Part Two: The Greed Math
How Much Money Is Being Saved By Selling Us Poison?
How Much Money Is Being Saved By Selling Us Poison?
The Greed Math
This is the question we genuinely wanted to try to answer — not because we enjoy being angry (well, not only because of that), but because understanding the financial incentives helps explain why these ingredients are still in everything despite decades of mounting research concerns. Let's do the math. Or at least get close enough to make your stomach hurt.
The SLS Equation
Sodium Lauryl Sulfate at retail hobby supplier prices runs about $3.90 per pound. At industrial bulk scale, on global commodity markets, SLS trades at approximately $1,975 per metric ton — roughly $0.90 per kilogram, or about 41 cents a pound.
For comparison, the organic oils used in genuinely good cold-process soap run $3 to $8+ per pound depending on the oil.
A typical industrial soap bar uses a small fraction of its weight in surfactant. So we're talking fractions of a cent in SLS cost per bar, versus dollars per bar in quality oils.
The cost difference between making a genuinely clean bar of soap and making the synthetic detergent bar currently on store shelves is measured in pennies per unit at industrial scale. The retail price difference, however, is not always that dramatic — commercial bars often cost $3–$8 on store shelves too.
Someone is pocketing that margin. It isn't you.
The Glycerin Heist
Here is, without exaggeration, one of the most infuriating facts in the entire history of personal care products:
When oils or fats react with lye in the saponification process — the chemical reaction that makes soap — natural glycerin is produced as a byproduct. In a properly made batch of cold-process soap, glycerin represents roughly 10% of the soap's weight and value.
Glycerin (also called glycerol) is a humectant — it draws moisture from the air into your skin. It's deeply nourishing, non-irritating, incredibly effective at keeping skin soft and hydrated. It's an essential ingredient in medical lotions, pharmaceutical products, and premium skincare. It is worth real money: glycerin currently prices between $4.68 and $7.35 per kilogram at U.S. wholesale markets.
Here's what industrial soap manufacturers do with the glycerin naturally produced when they make their soap:
They take it out. And sell it separately.
Large commercial soap producers use a process called "salting out" to force the glycerin out of the soap mixture. They then sell that glycerin to pharmaceutical companies, moisturizer manufacturers, food producers, and industrial processors — where it fetches premium prices.
What they give you is the husk. The soap that had something genuinely good for your skin built right into it, and they extracted the good part and sold it to someone else so you'd have to buy a separate moisturizer.
Then you buy the moisturizer — often from the same parent company — that contains the glycerin they took out of your soap.
Unilever, the manufacturer of Dove, also owns Vaseline. The parent company of most drug-store bar soaps also makes the lotions those soaps make your skin need.
We're not saying this is a conspiracy. We're saying the incentives are exactly what you'd design if you were trying to create maximum sustained need for multiple products in the same category. You can draw your own conclusions.
The Paraben Calculation
Cosmetic-grade parabens cost roughly $5–$15 per kilogram in bulk. Natural preservation alternatives — rosemary extract (ROE), vitamin E, neem, certain essential oil blends — cost significantly more and require more formulation expertise.
The trade-off the industry has made for nearly a century: use the cheap synthetic preservative, extend shelf life by years, and pass the health risk on to the consumer who doesn't know to ask.

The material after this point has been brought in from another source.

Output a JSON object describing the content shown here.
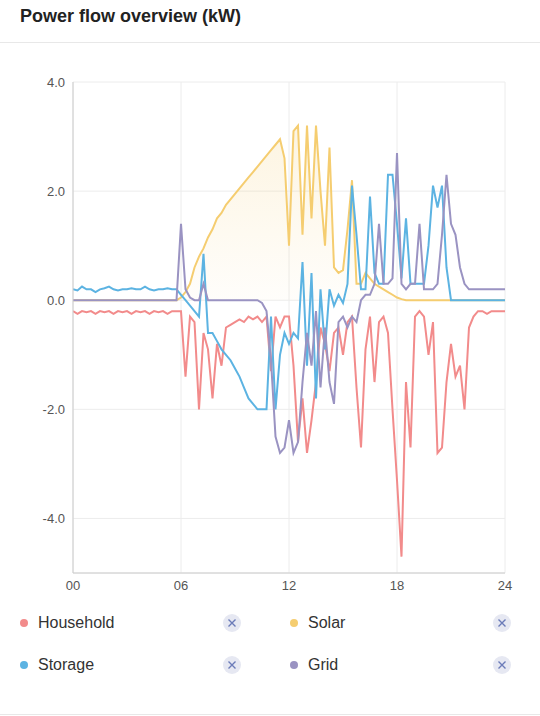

The EU started restricting certain parabens in 2014, two years after that 40-woman study showed parabens in 99% of breast tissue samples. The U.S. has not followed suit in any meaningful regulatory way.
I Hope We’ve Made Our Point
The Bottom Line
We can't give you an exact dollar figure for "how much money has been made by selling us endocrine disruptors in bar soap." The supply chain is complex, the margins are opaque, and the players are sprawling conglomerates whose annual reports don't say "saved $0.003 per bar by using the thing that accumulates in breast tissue." But here's what we can say: the global personal care market is worth over $500 billion annually. SLS, parabens, synthetic fragrance, and formaldehyde releasers are in the vast majority of it. The raw material cost savings enabled by these ingredients over truly clean alternatives, multiplied across billions of products per year, represents hundreds of millions of dollars in margin that flows to shareholders rather than into formulations that are safer for you. That's a rough estimate. But the direction of the math is not in doubt. Someone decided that your endocrine system is not their problem. We decided it is ours.